V-H Feasibility of Hardware Experiment
Although the training and evaluation tests are conducted in simulation, we take the realism of generated policy into consideration by discouraging aggressive motions through penalties and restrict the hand velocities and finger torques. We also purposely introduce sensor noises in the state observation and only use partial key points of the object for the feedback. Therefore, these realistic setting in training paves a way for the sim-to-real transfer. Table III displays the average peak finger joint torques and hand velocities in different evaluation tasks. From the table we can ensure that the motions generated from learned policy are within the constraints and have enough safety margin. For implementation on different hardware platform, we only need to match the limits used in simulation with those of the real robots.
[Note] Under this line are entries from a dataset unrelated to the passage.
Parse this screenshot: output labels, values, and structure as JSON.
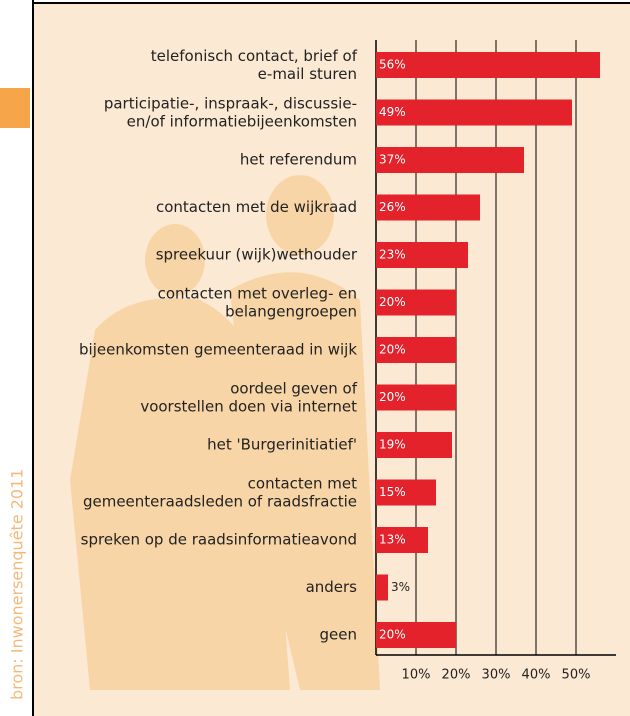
{
  "chart_data": {
    "type": "barh",
    "categories": [
      "telefonisch contact, brief of\ne-mail sturen",
      "participatie-, inspraak-, discussie-\nen/of informatiebijeenkomsten",
      "het referendum",
      "contacten met de wijkraad",
      "spreekuur (wijk)wethouder",
      "contacten met overleg- en\nbelangengroepen",
      "bijeenkomsten gemeenteraad in wijk",
      "oordeel geven of\nvoorstellen doen via internet",
      "het 'Burgerinitiatief'",
      "contacten met\ngemeenteraadsleden of raadsfractie",
      "spreken op de raadsinformatieavond",
      "anders",
      "geen"
    ],
    "values": [
      56,
      49,
      37,
      26,
      23,
      20,
      20,
      20,
      19,
      15,
      13,
      3,
      20
    ],
    "value_labels": [
      "56%",
      "49%",
      "37%",
      "26%",
      "23%",
      "20%",
      "20%",
      "20%",
      "19%",
      "15%",
      "13%",
      "3%",
      "20%"
    ],
    "color": "#e3222b",
    "xlim": [
      0,
      60
    ],
    "xticks": [
      {
        "value": 10,
        "label": "10%"
      },
      {
        "value": 20,
        "label": "20%"
      },
      {
        "value": 30,
        "label": "30%"
      },
      {
        "value": 40,
        "label": "40%"
      },
      {
        "value": 50,
        "label": "50%"
      }
    ],
    "grid": true,
    "source": "bron: Inwonersenquête 2011"
  }
}
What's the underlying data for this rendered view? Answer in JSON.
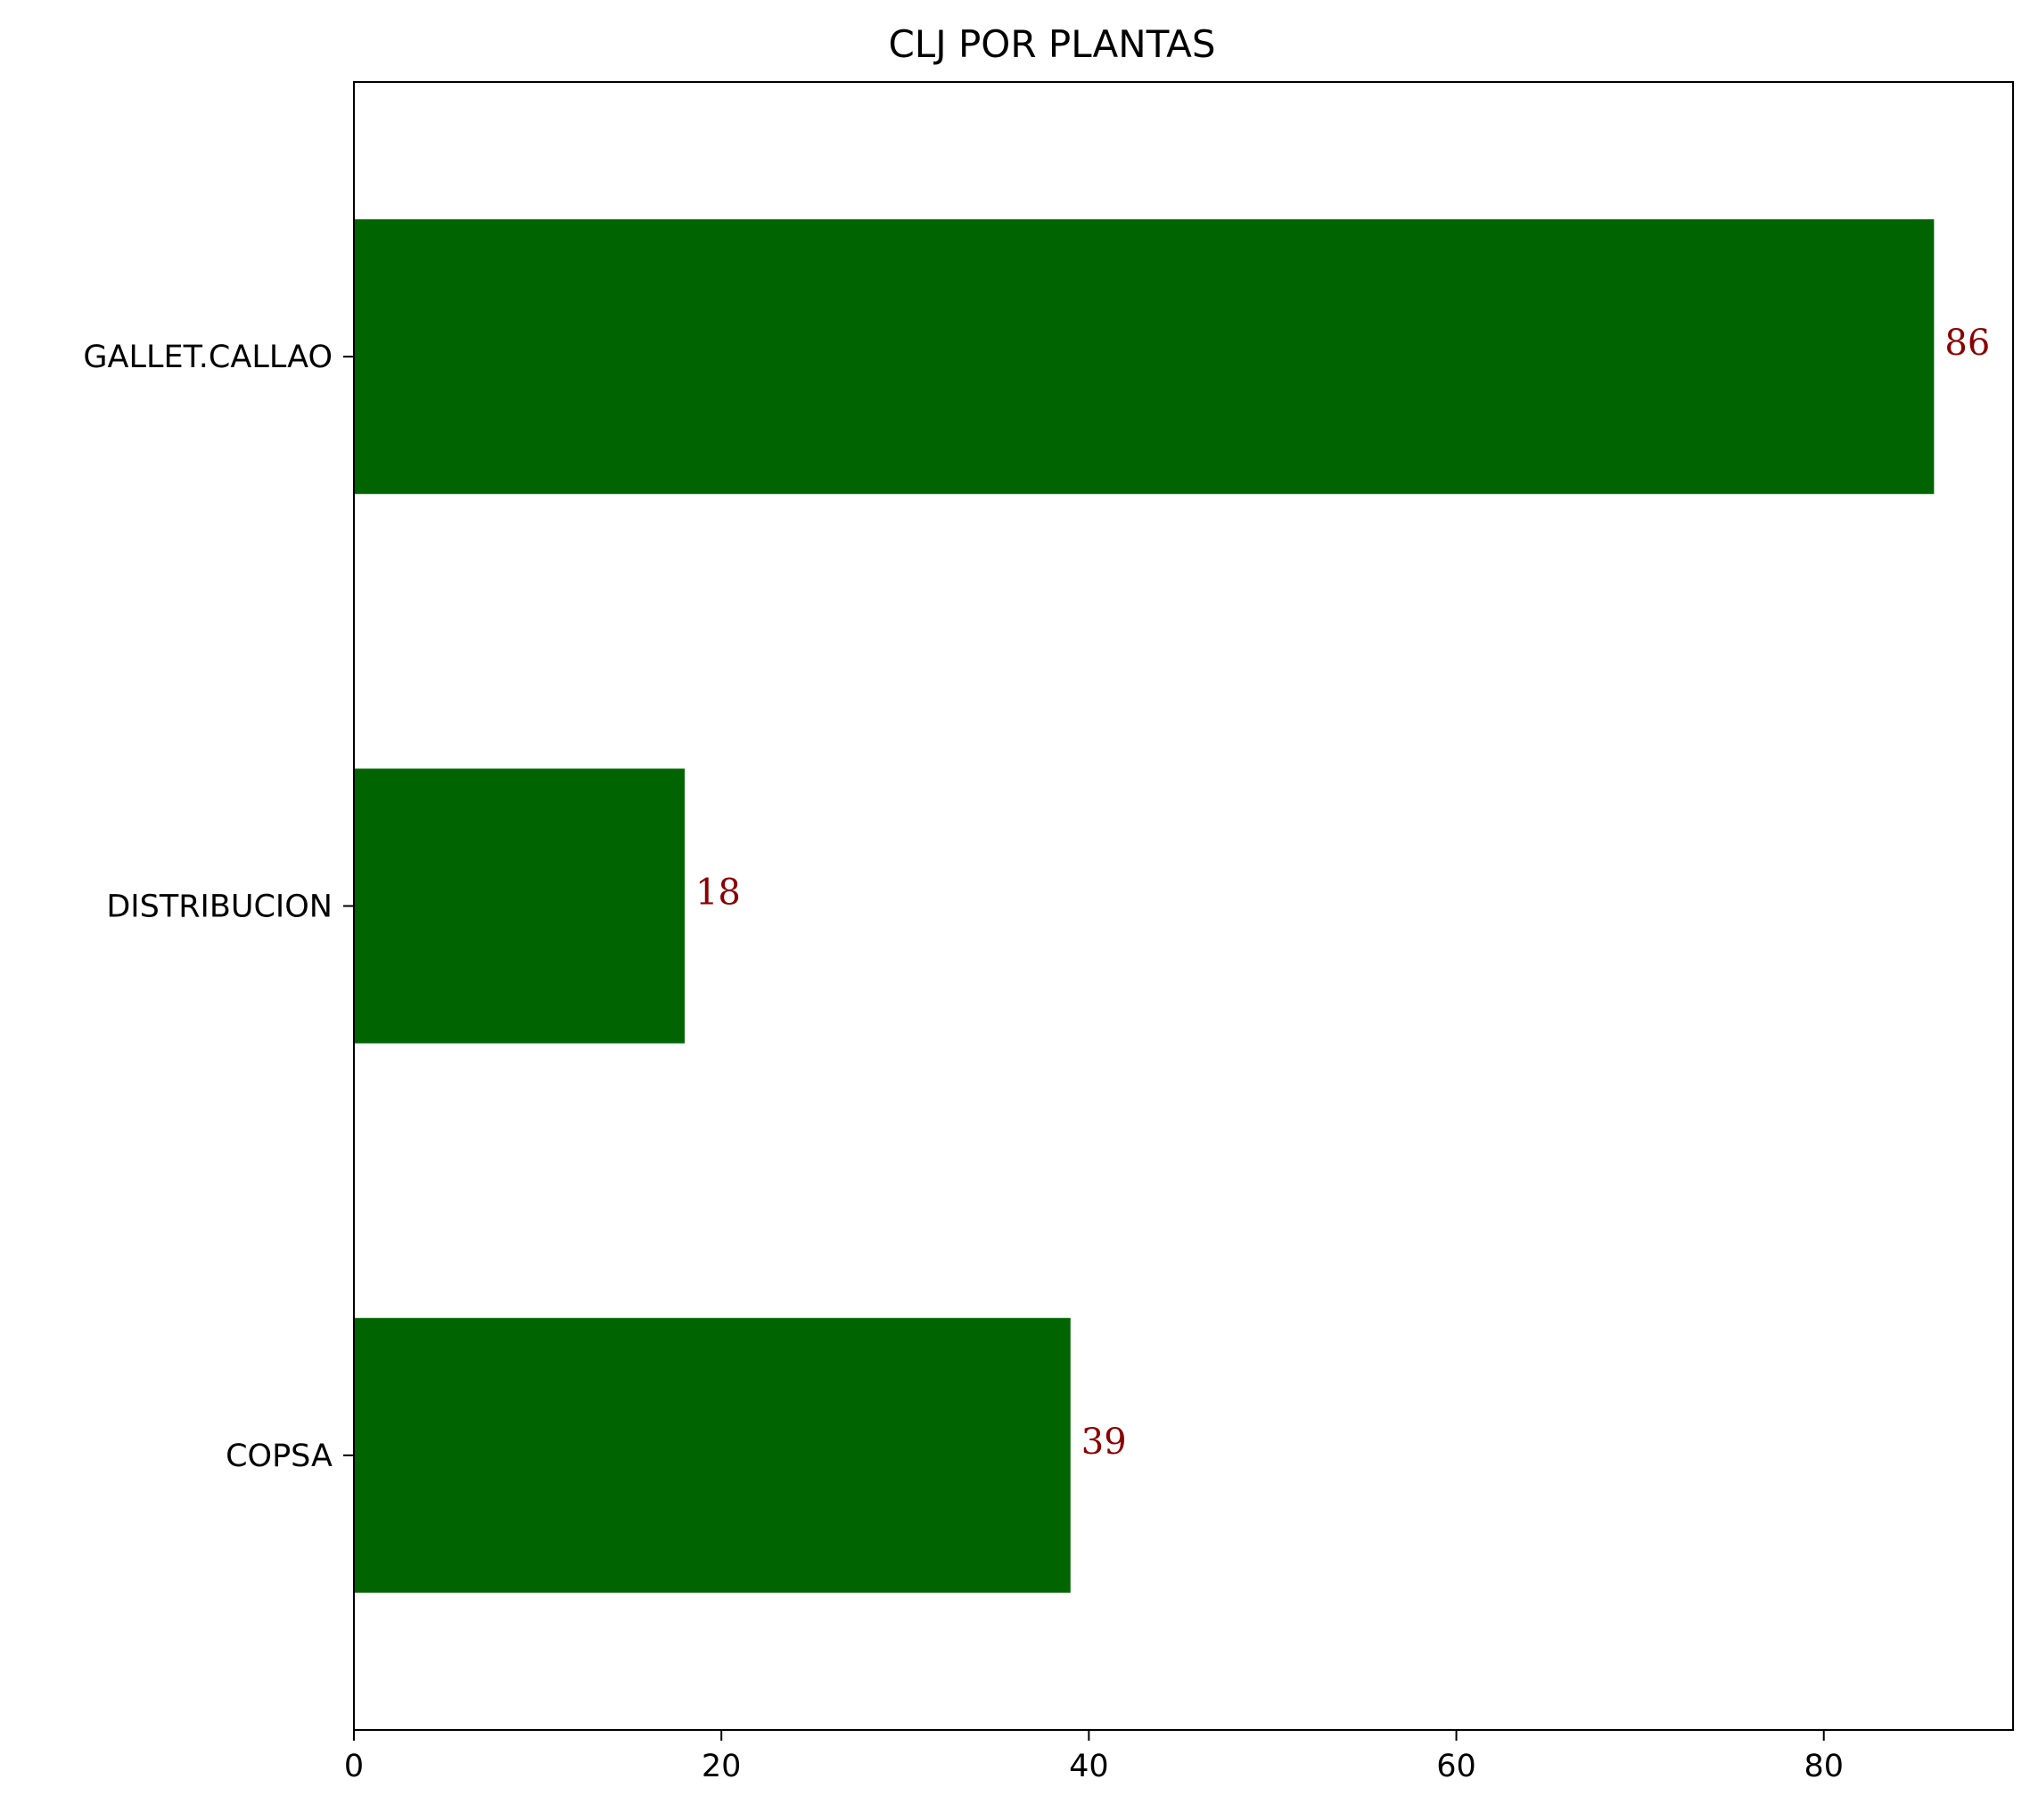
{
  "chart_data": {
    "type": "bar",
    "orientation": "horizontal",
    "title": "CLJ POR PLANTAS",
    "xlabel": "",
    "ylabel": "",
    "categories": [
      "GALLET.CALLAO",
      "DISTRIBUCION",
      "COPSA"
    ],
    "values": [
      86,
      18,
      39
    ],
    "data_labels": [
      "86",
      "18",
      "39"
    ],
    "xlim": [
      0,
      90.3
    ],
    "xticks": [
      0,
      20,
      40,
      60,
      80
    ],
    "xtick_labels": [
      "0",
      "20",
      "40",
      "60",
      "80"
    ],
    "grid": false,
    "legend": "none",
    "bar_color": "#006400",
    "label_color": "#8b0000"
  }
}
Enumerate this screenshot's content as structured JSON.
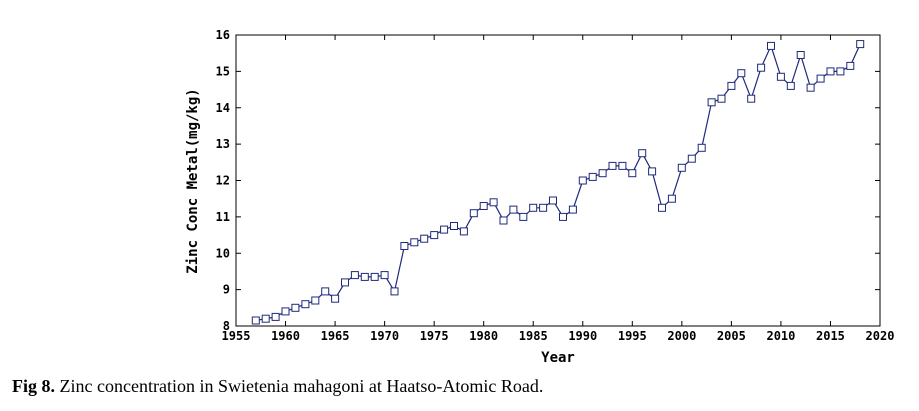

In this paper, we used model-free reinforcement learning to acquire the combined reactive control policy of reaching and grasping. In simulation, we used a cube as the target for grasping, a three-fingered robot hand as the end-effector. The agent explores and optimizes the policy through trial-and-error, guided by a well-defined reward function. Apart from the initial learning state with random object configuration, we also incorporate two challenging initial states to train the re-grasping ability by inducing failed attempts. The training results showed that the learned agent can reach and grasp a static target, and also grasp a moving object and generate a collision-free re-grasp online after a failure. Through ablation experiments, we demonstrated how each reward term and the special initial states improve the capability and robustness of the learned policy.
As for future work, we will use a real robotic hand mounted on the Franka robot arm to transfer the learned policy into reality, which is also considered in our training phase as we applied the constraints on the hand motion restricted by the Franka arm. Further research will also be done on robot perception to employ more complicated visual feedback into the reinforcement learning framework.